Florida researchers use big data to predict Covid-19 spread
July 28, 2020
The National Science Foundation (NSF) is funding researchers at Florida Atlantic University to develop a model of Covid-19 spread using big data analytics.
Public health efforts depend heavily on predicting how diseases such as Covid-19 spread across the globe. Researchers from Florida Atlantic University’s College of Engineering & Computer Science in collaboration with LexisNexis Risk, a data technology and analytics company, have received the NSF Rapid research grant and will leverages experience in modelling ebola spread.

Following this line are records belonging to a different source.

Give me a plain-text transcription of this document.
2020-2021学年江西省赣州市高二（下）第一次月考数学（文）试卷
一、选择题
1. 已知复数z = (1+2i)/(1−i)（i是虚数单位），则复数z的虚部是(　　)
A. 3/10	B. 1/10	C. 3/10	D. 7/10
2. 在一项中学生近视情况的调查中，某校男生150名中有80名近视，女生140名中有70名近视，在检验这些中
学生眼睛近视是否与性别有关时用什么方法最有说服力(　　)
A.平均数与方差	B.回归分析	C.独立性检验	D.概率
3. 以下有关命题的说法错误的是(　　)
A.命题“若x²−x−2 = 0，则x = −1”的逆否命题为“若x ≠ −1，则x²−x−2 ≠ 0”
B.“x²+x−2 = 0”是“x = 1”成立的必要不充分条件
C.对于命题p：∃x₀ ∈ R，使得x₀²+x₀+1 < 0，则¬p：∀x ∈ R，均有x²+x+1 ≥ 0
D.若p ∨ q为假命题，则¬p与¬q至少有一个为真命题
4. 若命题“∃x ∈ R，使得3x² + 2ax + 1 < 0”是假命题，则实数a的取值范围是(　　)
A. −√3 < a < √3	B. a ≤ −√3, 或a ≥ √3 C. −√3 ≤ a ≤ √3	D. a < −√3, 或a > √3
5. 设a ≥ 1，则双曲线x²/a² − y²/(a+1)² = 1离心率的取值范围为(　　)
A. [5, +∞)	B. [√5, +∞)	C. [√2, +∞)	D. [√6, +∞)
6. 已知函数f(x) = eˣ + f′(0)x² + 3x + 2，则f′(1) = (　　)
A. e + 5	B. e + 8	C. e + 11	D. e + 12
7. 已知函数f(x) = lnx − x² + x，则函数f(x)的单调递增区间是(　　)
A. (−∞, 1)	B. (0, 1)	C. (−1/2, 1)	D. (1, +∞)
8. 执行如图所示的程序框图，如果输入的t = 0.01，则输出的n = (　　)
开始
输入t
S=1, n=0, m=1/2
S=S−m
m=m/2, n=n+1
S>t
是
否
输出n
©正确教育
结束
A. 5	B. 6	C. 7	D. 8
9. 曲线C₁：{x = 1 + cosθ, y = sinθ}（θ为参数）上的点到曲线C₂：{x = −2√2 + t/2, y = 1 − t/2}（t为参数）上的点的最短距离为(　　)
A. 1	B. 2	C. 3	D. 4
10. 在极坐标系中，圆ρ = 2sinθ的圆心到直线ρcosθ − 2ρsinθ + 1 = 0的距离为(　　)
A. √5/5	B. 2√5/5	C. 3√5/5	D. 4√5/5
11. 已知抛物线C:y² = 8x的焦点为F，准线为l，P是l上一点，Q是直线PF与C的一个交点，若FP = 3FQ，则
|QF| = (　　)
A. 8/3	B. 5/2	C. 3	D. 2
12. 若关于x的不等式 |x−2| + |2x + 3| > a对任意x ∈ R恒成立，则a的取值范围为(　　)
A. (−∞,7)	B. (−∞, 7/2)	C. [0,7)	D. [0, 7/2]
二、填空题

Researchers will use big data analytics techniques to develop computational models to predict the spread of the disease using forward simulation from a given patient and the propagation of the infection into the community; and backward simulation tracing a number of verified infections to a possible patient zero. Users of the models and algorithms developed by FAU and LexisNexis Risk will conform to applicable requirements of HIPAA and other privacy regulations.
The project will also provide quick and automatic contact tracing and is expected to help reduce the number of patients infected with Covid-19 and virus-related deaths. This methodology, which includes coalition-building efforts, will also support a range of other public health issues.
“This National Science Foundation grant will enable our researchers to advance knowledge within the field of big data analytics as well as across different fields including medical, health care and public applications,” said Stella Batalama, dean of the College of Engineering & Computer Science. “Through our collaboration with LexisNexis Risk, we will jointly address public health concerns of national and global significance using cutting-edge computer science, big data analytics, data visualisation techniques and decision support systems.”
Big data are changing how models are used to understand the dynamics of disease propagation. The FAU project, led by Borko Furht (pictured), a professor in the department of computer and electrical engineering and computer science, will use a risk score approach in modelling and predicting Covid-19 spread.
“The HPCC systems team at LexisNexis Risk has an outstanding relationship with Furht and FAU,” said Flavio Villanustre, vice president of Georgia, USA, based LexisNexis Risk. “FAU and LexisNexis Risk have been collaborating on several projects over the last five years. Our most recent work involved the NSF grant for modelling ebola using the HPCC systems platform and big data analytics. We are grateful to the NSF, FAU and Furht for their continued investment in research that helps the community.”
For the project, Covid-19 spread patterns will be fed into a decision support system (DSS), which also contains information about social groups or individual people. Social groups could include nurses and doctors who had contact with a patient infected with Covid-19, passengers who travelled on the same plane with an individual diagnosed with Covid-19, or family members living with someone who contracted Covid-19. Based on spread patterns, the DSS will then calculate probabilities for a social group or a given person to become infected with Covid-19. Data will be provided as reports to appropriate state and government agencies so they can immediately contact and test people who have a high score related to the person who is infected with Covid-19.
“The data analytics expertise we will receive from LexisNexis Risk will enable us to develop a model that will automatically and quickly identify every contact of an infected person,” said Furht. “Our approach will be much faster and more efficient than methods that are done manually and we expect it to significantly reduce infection rates and the number of deaths in the USA and around the world.”
Members of the FAU team include: Taghi Khoshgoftaar, Motorola Professor; Waseem Asghar, associate professor; Ankur Agarwal, a professor; Behnaz Ghoraani, an associate professor and a fellow of FAU’s Institute for Sensing & Embedded Network Systems Engineering; and Mirjana Pavlovic, an instructor. They all work in FAU’s department of computer and electrical engineering and computer science.
The LexisNexis Risk team includes Villanustre, senior director Arjuna Chala, senior architect Roger Dev, and Jesse Shaw, principal statistical modeller.
“Because of a lack of actual social network data, mathematical compartmental modelling has been restricted to hypothetical populations,” said Furht. “However, emerging LexisNexis Risk technologies could accelerate the accumulation of knowledge around disease propagation in the USA. For our research, we plan to calculate various scores related to Covid-19 spread including population density rank, household mortality risk, street level mortality risk and county mortality risk.”